Limitations & Future Work

  • The method relies on image-caption datasets (such as MS COCO, CC3M, etc.); its effectiveness may decrease when applied to general natural text corpora.
  • Only word-level properties in English are evaluated, without validating generalization to phrase or sentence levels, or to other languages.
  • It has an implicit dependency on the choice and quality of embedding models; more robust embedding models could potentially further enhance performance.
  • The selection of hyperparameter \(k\) requires tuning on a validation set and may need readjustment for new domains.
  • The theoretical analysis remains empirical, lacking a formal mathematical proof of the relationship between neighborhood stability and psycholinguistic properties.

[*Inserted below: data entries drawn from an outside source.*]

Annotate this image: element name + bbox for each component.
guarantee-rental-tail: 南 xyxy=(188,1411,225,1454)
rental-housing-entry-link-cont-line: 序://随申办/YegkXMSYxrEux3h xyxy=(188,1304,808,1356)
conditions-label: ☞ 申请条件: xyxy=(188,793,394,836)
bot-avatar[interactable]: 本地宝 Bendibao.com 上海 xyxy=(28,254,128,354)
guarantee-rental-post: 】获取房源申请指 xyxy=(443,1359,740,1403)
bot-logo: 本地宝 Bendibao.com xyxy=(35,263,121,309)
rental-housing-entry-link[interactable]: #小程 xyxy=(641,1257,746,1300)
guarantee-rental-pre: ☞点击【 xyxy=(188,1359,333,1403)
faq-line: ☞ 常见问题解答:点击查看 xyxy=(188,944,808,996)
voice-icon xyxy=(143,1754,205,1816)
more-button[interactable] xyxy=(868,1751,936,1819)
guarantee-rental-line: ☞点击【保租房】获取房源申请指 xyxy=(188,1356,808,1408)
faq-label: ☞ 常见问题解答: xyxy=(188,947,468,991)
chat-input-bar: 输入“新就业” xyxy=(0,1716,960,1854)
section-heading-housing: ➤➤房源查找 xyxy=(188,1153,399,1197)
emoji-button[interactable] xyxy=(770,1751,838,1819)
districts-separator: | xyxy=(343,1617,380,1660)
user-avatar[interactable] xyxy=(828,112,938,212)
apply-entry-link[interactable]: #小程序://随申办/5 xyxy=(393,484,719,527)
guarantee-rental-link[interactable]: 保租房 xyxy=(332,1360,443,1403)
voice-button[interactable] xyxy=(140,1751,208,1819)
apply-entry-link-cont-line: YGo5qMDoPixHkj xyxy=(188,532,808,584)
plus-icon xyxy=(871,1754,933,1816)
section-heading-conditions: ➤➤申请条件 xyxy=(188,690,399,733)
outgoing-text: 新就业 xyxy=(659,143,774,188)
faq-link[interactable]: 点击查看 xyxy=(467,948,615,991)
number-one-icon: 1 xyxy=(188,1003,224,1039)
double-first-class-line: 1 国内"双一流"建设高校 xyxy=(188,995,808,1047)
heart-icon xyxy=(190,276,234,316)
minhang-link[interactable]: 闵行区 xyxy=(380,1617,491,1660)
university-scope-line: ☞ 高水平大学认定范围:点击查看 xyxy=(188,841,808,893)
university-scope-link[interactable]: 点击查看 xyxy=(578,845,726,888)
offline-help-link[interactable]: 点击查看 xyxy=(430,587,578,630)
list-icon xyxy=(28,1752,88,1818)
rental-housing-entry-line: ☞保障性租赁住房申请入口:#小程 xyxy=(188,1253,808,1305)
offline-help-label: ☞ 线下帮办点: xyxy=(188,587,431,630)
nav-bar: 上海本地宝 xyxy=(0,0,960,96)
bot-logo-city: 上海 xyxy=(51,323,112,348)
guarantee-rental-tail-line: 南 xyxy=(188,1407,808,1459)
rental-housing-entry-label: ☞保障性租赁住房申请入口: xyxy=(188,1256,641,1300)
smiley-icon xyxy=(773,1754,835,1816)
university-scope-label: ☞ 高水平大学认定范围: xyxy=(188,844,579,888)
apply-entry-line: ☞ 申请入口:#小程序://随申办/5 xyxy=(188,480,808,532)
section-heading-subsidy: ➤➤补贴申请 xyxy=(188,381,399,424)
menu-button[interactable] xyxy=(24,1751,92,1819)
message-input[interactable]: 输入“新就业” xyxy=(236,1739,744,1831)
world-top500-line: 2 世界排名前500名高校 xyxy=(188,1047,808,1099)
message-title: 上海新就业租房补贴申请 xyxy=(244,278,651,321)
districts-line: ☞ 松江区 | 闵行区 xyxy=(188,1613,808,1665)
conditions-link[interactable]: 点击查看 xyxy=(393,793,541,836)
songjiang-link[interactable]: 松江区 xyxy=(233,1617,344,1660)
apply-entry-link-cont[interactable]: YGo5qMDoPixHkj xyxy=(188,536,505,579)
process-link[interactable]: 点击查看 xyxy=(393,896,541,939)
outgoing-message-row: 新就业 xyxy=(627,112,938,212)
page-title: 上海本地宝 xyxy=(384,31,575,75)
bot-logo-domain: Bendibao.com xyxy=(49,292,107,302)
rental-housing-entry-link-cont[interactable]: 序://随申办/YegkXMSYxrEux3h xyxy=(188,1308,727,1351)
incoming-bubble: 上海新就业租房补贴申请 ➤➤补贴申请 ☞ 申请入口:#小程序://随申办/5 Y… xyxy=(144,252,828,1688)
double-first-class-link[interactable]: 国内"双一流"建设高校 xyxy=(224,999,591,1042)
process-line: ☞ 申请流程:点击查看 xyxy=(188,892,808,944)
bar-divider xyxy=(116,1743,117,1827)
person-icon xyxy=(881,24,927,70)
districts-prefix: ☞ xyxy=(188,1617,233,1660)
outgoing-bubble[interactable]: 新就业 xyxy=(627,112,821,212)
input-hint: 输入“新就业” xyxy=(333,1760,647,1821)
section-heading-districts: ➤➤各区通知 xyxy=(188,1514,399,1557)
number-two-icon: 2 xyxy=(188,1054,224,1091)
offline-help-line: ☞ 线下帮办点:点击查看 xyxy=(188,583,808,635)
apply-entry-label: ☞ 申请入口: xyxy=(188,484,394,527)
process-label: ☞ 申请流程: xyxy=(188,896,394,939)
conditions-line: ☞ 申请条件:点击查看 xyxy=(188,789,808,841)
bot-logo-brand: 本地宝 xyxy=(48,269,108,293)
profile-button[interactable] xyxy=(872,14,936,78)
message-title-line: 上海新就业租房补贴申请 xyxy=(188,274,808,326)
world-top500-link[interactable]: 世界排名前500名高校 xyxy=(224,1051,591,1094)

  • Imageability Estimation: Wu & Smith (2023) estimate imageability using text-to-image models combined with CLIP scoring, which is computationally expensive. The MRC Psycholinguistic Database (Coltheart, 1981) provides human ratings for 4,848 words.

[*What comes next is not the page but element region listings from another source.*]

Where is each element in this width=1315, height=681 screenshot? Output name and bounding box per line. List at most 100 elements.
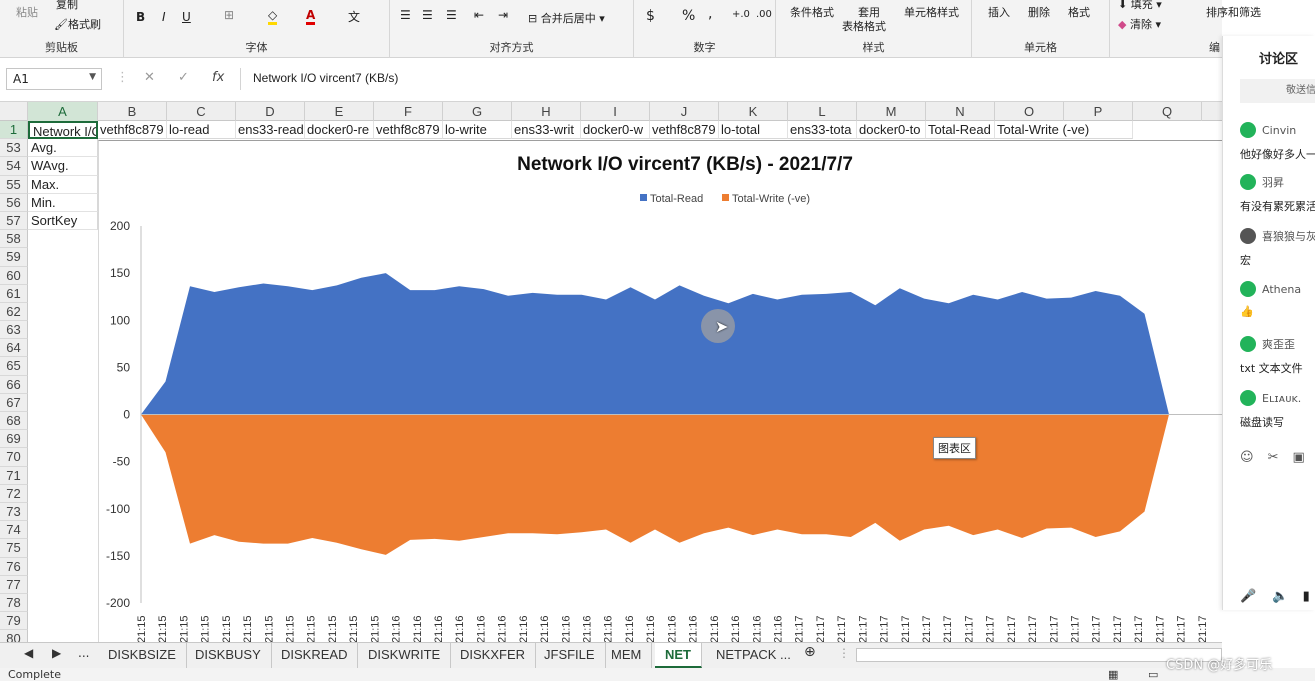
cell[interactable]: docker0-to: [857, 121, 926, 139]
message-input[interactable]: 敬送信: [1240, 79, 1315, 103]
row-header[interactable]: 57: [0, 211, 28, 231]
enter-icon[interactable]: ✓: [178, 70, 189, 85]
increase-indent-icon[interactable]: ⇥: [498, 8, 508, 22]
row-header[interactable]: 77: [0, 575, 28, 594]
cell[interactable]: lo-total: [719, 121, 788, 139]
table-format-button-l2[interactable]: 表格格式: [842, 18, 886, 34]
col-header[interactable]: N: [926, 102, 995, 121]
fill-color-icon[interactable]: ◇: [268, 8, 278, 25]
row-header[interactable]: 66: [0, 375, 28, 394]
col-header[interactable]: L: [788, 102, 857, 121]
align-center-icon[interactable]: ☰: [422, 8, 433, 22]
col-header[interactable]: K: [719, 102, 788, 121]
tab-mem[interactable]: MEM: [601, 643, 653, 668]
row-header[interactable]: 55: [0, 175, 28, 194]
row-header[interactable]: 53: [0, 139, 28, 158]
tab-jfsfile[interactable]: JFSFILE: [534, 643, 606, 668]
cell[interactable]: Max.: [28, 175, 98, 194]
phonetic-button[interactable]: 文: [348, 8, 360, 25]
row-header[interactable]: 78: [0, 593, 28, 613]
fill-button[interactable]: ⬇ 填充 ▾: [1118, 0, 1162, 12]
border-icon[interactable]: ⊞: [224, 8, 234, 22]
cell[interactable]: vethf8c879: [98, 121, 167, 139]
more-sheets-left[interactable]: ...: [78, 646, 89, 660]
chart-area[interactable]: Network I/O vircent7 (KB/s) - 2021/7/7 To…: [98, 140, 1223, 643]
formula-input[interactable]: Network I/O vircent7 (KB/s): [240, 68, 1218, 90]
cell[interactable]: ens33-read: [236, 121, 305, 139]
cell[interactable]: Total-Write (-ve): [995, 121, 1133, 139]
select-all-corner[interactable]: [0, 102, 28, 121]
scissors-icon[interactable]: ✂: [1268, 450, 1293, 465]
speaker-icon[interactable]: 🔈: [1272, 589, 1288, 604]
format-button[interactable]: 格式: [1068, 4, 1090, 20]
name-box[interactable]: A1 ▼: [6, 68, 102, 90]
add-sheet-icon[interactable]: ⊕: [804, 644, 816, 660]
row-header[interactable]: 65: [0, 357, 28, 376]
normal-view-icon[interactable]: ▦: [1108, 668, 1118, 681]
prev-sheet-icon[interactable]: ◀: [24, 646, 33, 660]
cell[interactable]: Avg.: [28, 139, 98, 158]
underline-button[interactable]: U: [182, 10, 191, 24]
cell[interactable]: WAvg.: [28, 157, 98, 176]
insert-function-icon[interactable]: fx: [212, 70, 224, 85]
row-header[interactable]: 75: [0, 539, 28, 558]
col-header[interactable]: C: [167, 102, 236, 121]
font-color-icon[interactable]: A: [306, 8, 316, 25]
cell[interactable]: Total-Read: [926, 121, 995, 139]
row-header[interactable]: 63: [0, 321, 28, 340]
microphone-icon[interactable]: 🎤: [1240, 589, 1256, 604]
row-header[interactable]: 72: [0, 484, 28, 503]
tab-net[interactable]: NET: [655, 643, 702, 668]
row-header[interactable]: 60: [0, 266, 28, 285]
tab-split-handle[interactable]: ⋮: [838, 646, 850, 660]
cell-style-button[interactable]: 单元格样式: [904, 4, 959, 20]
cell[interactable]: docker0-re: [305, 121, 374, 139]
next-sheet-icon[interactable]: ▶: [52, 646, 61, 660]
cell[interactable]: SortKey: [28, 211, 98, 231]
conditional-format-button[interactable]: 条件格式: [790, 4, 834, 20]
row-header[interactable]: 62: [0, 302, 28, 322]
cell[interactable]: vethf8c879: [374, 121, 443, 139]
align-right-icon[interactable]: ☰: [446, 8, 457, 22]
cell[interactable]: lo-write: [443, 121, 512, 139]
currency-button[interactable]: $: [646, 8, 655, 24]
row-header[interactable]: 76: [0, 557, 28, 576]
cancel-icon[interactable]: ✕: [144, 70, 155, 85]
decrease-decimal-icon[interactable]: .00: [756, 9, 772, 20]
clear-button[interactable]: ◆ 清除 ▾: [1118, 16, 1161, 32]
row-header[interactable]: 73: [0, 502, 28, 522]
row-header[interactable]: 1: [0, 121, 28, 140]
row-header[interactable]: 71: [0, 466, 28, 485]
col-header[interactable]: M: [857, 102, 926, 121]
row-header[interactable]: 61: [0, 284, 28, 303]
row-header[interactable]: 74: [0, 521, 28, 540]
tab-diskbusy[interactable]: DISKBUSY: [185, 643, 272, 668]
sort-filter-button[interactable]: 排序和筛选: [1206, 4, 1261, 20]
image-icon[interactable]: ▣: [1292, 450, 1315, 465]
col-header[interactable]: O: [995, 102, 1064, 121]
cell[interactable]: ens33-tota: [788, 121, 857, 139]
col-header[interactable]: G: [443, 102, 512, 121]
cell[interactable]: ens33-writ: [512, 121, 581, 139]
percent-button[interactable]: %: [682, 8, 695, 24]
insert-button[interactable]: 插入: [988, 4, 1010, 20]
col-header[interactable]: D: [236, 102, 305, 121]
page-layout-icon[interactable]: ▭: [1148, 668, 1158, 681]
row-header[interactable]: 67: [0, 393, 28, 412]
col-header[interactable]: A: [28, 102, 98, 121]
paste-button[interactable]: 粘贴: [16, 4, 38, 20]
format-painter-button[interactable]: 🖌格式刷: [54, 16, 101, 32]
col-header[interactable]: Q: [1133, 102, 1202, 121]
delete-button[interactable]: 删除: [1028, 4, 1050, 20]
tab-diskwrite[interactable]: DISKWRITE: [358, 643, 452, 668]
row-header[interactable]: 56: [0, 193, 28, 212]
cell[interactable]: docker0-w: [581, 121, 650, 139]
row-header[interactable]: 79: [0, 612, 28, 631]
decrease-indent-icon[interactable]: ⇤: [474, 8, 484, 22]
area-chart[interactable]: Network I/O vircent7 (KB/s) - 2021/7/7 To…: [99, 141, 1223, 643]
increase-decimal-icon[interactable]: +.0: [732, 9, 750, 20]
align-left-icon[interactable]: ☰: [400, 8, 411, 22]
row-header[interactable]: 68: [0, 412, 28, 431]
row-header[interactable]: 59: [0, 248, 28, 267]
tab-diskxfer[interactable]: DISKXFER: [450, 643, 537, 668]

  • Concreteness Estimation: Hessel et al. (2018) measure the clustering of images corresponding to words based on image-caption pairs. Brysbaert et al. (2014) expanded crowdsourced ratings to 37,058 words.

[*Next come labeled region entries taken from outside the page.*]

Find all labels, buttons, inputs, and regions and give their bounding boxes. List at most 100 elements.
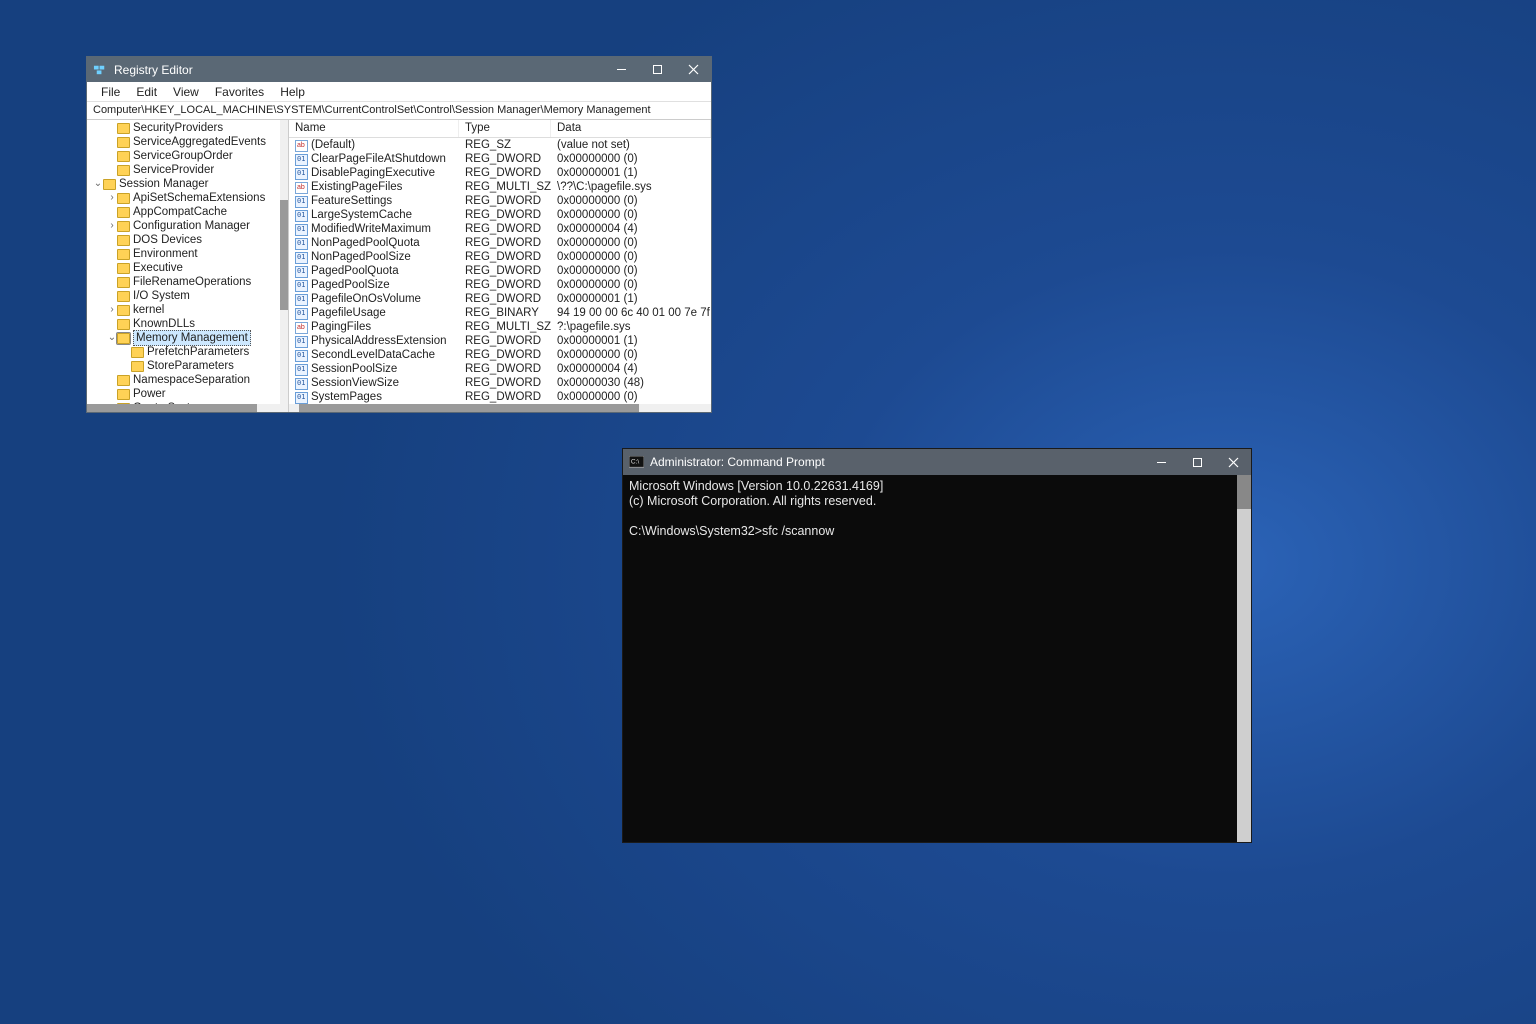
tree-item[interactable]: I/O System [87,289,288,303]
registry-value-row[interactable]: PagefileUsageREG_BINARY94 19 00 00 6c 40… [289,306,711,320]
value-name: PagefileUsage [289,306,459,320]
tree-item-label: Executive [133,261,183,275]
menu-favorites[interactable]: Favorites [207,85,272,99]
cmd-vertical-scrollbar[interactable] [1237,475,1251,842]
maximize-button[interactable] [1179,450,1215,475]
binary-value-icon [295,238,308,250]
expand-icon[interactable]: › [107,191,117,205]
folder-icon [117,207,130,218]
tree-item[interactable]: AppCompatCache [87,205,288,219]
registry-value-row[interactable]: SecondLevelDataCacheREG_DWORD0x00000000 … [289,348,711,362]
registry-value-row[interactable]: PagedPoolQuotaREG_DWORD0x00000000 (0) [289,264,711,278]
tree-item[interactable]: ServiceGroupOrder [87,149,288,163]
registry-value-row[interactable]: SessionPoolSizeREG_DWORD0x00000004 (4) [289,362,711,376]
value-name: SessionPoolSize [289,362,459,376]
regedit-values-panel[interactable]: Name Type Data (Default)REG_SZ(value not… [289,120,711,412]
tree-item-label: NamespaceSeparation [133,373,250,387]
menu-view[interactable]: View [165,85,207,99]
tree-item[interactable]: Power [87,387,288,401]
registry-value-row[interactable]: ModifiedWriteMaximumREG_DWORD0x00000004 … [289,222,711,236]
values-header: Name Type Data [289,120,711,138]
value-name: SystemPages [289,390,459,404]
tree-item[interactable]: Environment [87,247,288,261]
registry-value-row[interactable]: FeatureSettingsREG_DWORD0x00000000 (0) [289,194,711,208]
registry-value-row[interactable]: ExistingPageFilesREG_MULTI_SZ\??\C:\page… [289,180,711,194]
regedit-tree-panel[interactable]: SecurityProvidersServiceAggregatedEvents… [87,120,289,412]
registry-value-row[interactable]: PagingFilesREG_MULTI_SZ?:\pagefile.sys [289,320,711,334]
cmd-terminal-body[interactable]: Microsoft Windows [Version 10.0.22631.41… [623,475,1251,842]
folder-icon [117,137,130,148]
expand-icon[interactable]: ⌄ [93,177,103,191]
registry-value-row[interactable]: LargeSystemCacheREG_DWORD0x00000000 (0) [289,208,711,222]
tree-item[interactable]: PrefetchParameters [87,345,288,359]
close-button[interactable] [675,57,711,82]
value-name: (Default) [289,138,459,152]
tree-item[interactable]: ›ApiSetSchemaExtensions [87,191,288,205]
tree-item[interactable]: Executive [87,261,288,275]
value-name: NonPagedPoolSize [289,250,459,264]
regedit-titlebar[interactable]: Registry Editor [87,57,711,82]
tree-horizontal-scrollbar[interactable] [87,404,288,412]
column-data[interactable]: Data [551,120,711,137]
value-type: REG_DWORD [459,334,551,348]
minimize-button[interactable] [1143,450,1179,475]
folder-icon [117,193,130,204]
folder-icon [117,319,130,330]
tree-item[interactable]: DOS Devices [87,233,288,247]
string-value-icon [295,322,308,334]
tree-item[interactable]: StoreParameters [87,359,288,373]
tree-item[interactable]: FileRenameOperations [87,275,288,289]
folder-icon [131,347,144,358]
close-button[interactable] [1215,450,1251,475]
cmd-titlebar[interactable]: C:\ Administrator: Command Prompt [623,449,1251,475]
binary-value-icon [295,266,308,278]
expand-icon[interactable]: ⌄ [107,331,117,345]
value-data: 0x00000000 (0) [551,208,711,222]
column-type[interactable]: Type [459,120,551,137]
tree-item[interactable]: NamespaceSeparation [87,373,288,387]
tree-item[interactable]: ServiceProvider [87,163,288,177]
value-type: REG_DWORD [459,194,551,208]
regedit-address-bar[interactable]: Computer\HKEY_LOCAL_MACHINE\SYSTEM\Curre… [87,102,711,120]
value-data: 0x00000000 (0) [551,278,711,292]
tree-item[interactable]: ⌄Memory Management [87,331,288,345]
value-name: PhysicalAddressExtension [289,334,459,348]
menu-edit[interactable]: Edit [128,85,165,99]
value-type: REG_MULTI_SZ [459,320,551,334]
cmd-prompt-line: C:\Windows\System32>sfc /scannow [629,524,1245,539]
registry-value-row[interactable]: PhysicalAddressExtensionREG_DWORD0x00000… [289,334,711,348]
value-data: 0x00000000 (0) [551,390,711,404]
registry-value-row[interactable]: NonPagedPoolSizeREG_DWORD0x00000000 (0) [289,250,711,264]
binary-value-icon [295,294,308,306]
menu-help[interactable]: Help [272,85,313,99]
expand-icon[interactable]: › [107,303,117,317]
tree-vertical-scrollbar[interactable] [280,120,288,404]
registry-value-row[interactable]: SystemPagesREG_DWORD0x00000000 (0) [289,390,711,404]
tree-item-label: I/O System [133,289,190,303]
tree-item[interactable]: ⌄Session Manager [87,177,288,191]
minimize-button[interactable] [603,57,639,82]
registry-value-row[interactable]: SessionViewSizeREG_DWORD0x00000030 (48) [289,376,711,390]
registry-value-row[interactable]: NonPagedPoolQuotaREG_DWORD0x00000000 (0) [289,236,711,250]
menu-file[interactable]: File [93,85,128,99]
folder-icon [117,165,130,176]
registry-value-row[interactable]: (Default)REG_SZ(value not set) [289,138,711,152]
registry-value-row[interactable]: DisablePagingExecutiveREG_DWORD0x0000000… [289,166,711,180]
registry-value-row[interactable]: ClearPageFileAtShutdownREG_DWORD0x000000… [289,152,711,166]
maximize-button[interactable] [639,57,675,82]
values-horizontal-scrollbar[interactable] [289,404,711,412]
tree-item[interactable]: ›Configuration Manager [87,219,288,233]
tree-item[interactable]: KnownDLLs [87,317,288,331]
tree-item[interactable]: ServiceAggregatedEvents [87,135,288,149]
expand-icon[interactable]: › [107,219,117,233]
command-prompt-window: C:\ Administrator: Command Prompt Micros… [622,448,1252,843]
tree-item[interactable]: SecurityProviders [87,121,288,135]
value-data: 94 19 00 00 6c 40 01 00 7e 7f 01 00 [551,306,711,320]
binary-value-icon [295,252,308,264]
folder-icon [117,375,130,386]
column-name[interactable]: Name [289,120,459,137]
tree-item[interactable]: ›kernel [87,303,288,317]
registry-value-row[interactable]: PagedPoolSizeREG_DWORD0x00000000 (0) [289,278,711,292]
registry-value-row[interactable]: PagefileOnOsVolumeREG_DWORD0x00000001 (1… [289,292,711,306]
value-type: REG_DWORD [459,222,551,236]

  • Distributional Semantics: Frassinelli et al. (2017) and Schulte im Walde & Frassinelli (2022) study abstract/concrete differences from word co-occurrence distribution profiles, but are based on traditional lexical features rather than learned embedding representations.
  • Supervised Approaches: Tater et al. (2024) use supervised classifiers based on visual features; Charbonnier & Wartena (2019) train regression models on word embeddings. In contrast, the proposed method (Ours) is entirely unsupervised and requires no labeled data.

Rating

  • Novelty: ⭐⭐⭐⭐⭐ — The hypothesis is highly novel and thoroughly validated. The cross-domain inspiration drawing from ANN literature to psycholinguistics is highly impressive.
  • Value: ⭐⭐⭐⭐ — Simple and efficient methodology. Constructing the vector set once allows for infinite reuse, making it considerably more practical than generative approaches.
  • Experimental Thoroughness: ⭐⭐⭐⭐⭐ — Full cross-evaluation across 3 datasets and 3 embedding models, featuring complete comparisons with a wide variety of baselines.
  • Writing Quality: ⭐⭐⭐⭐⭐ — Extremely smooth narrative logic flowing from intuition to formalization and algorithm design. Exceptional readability.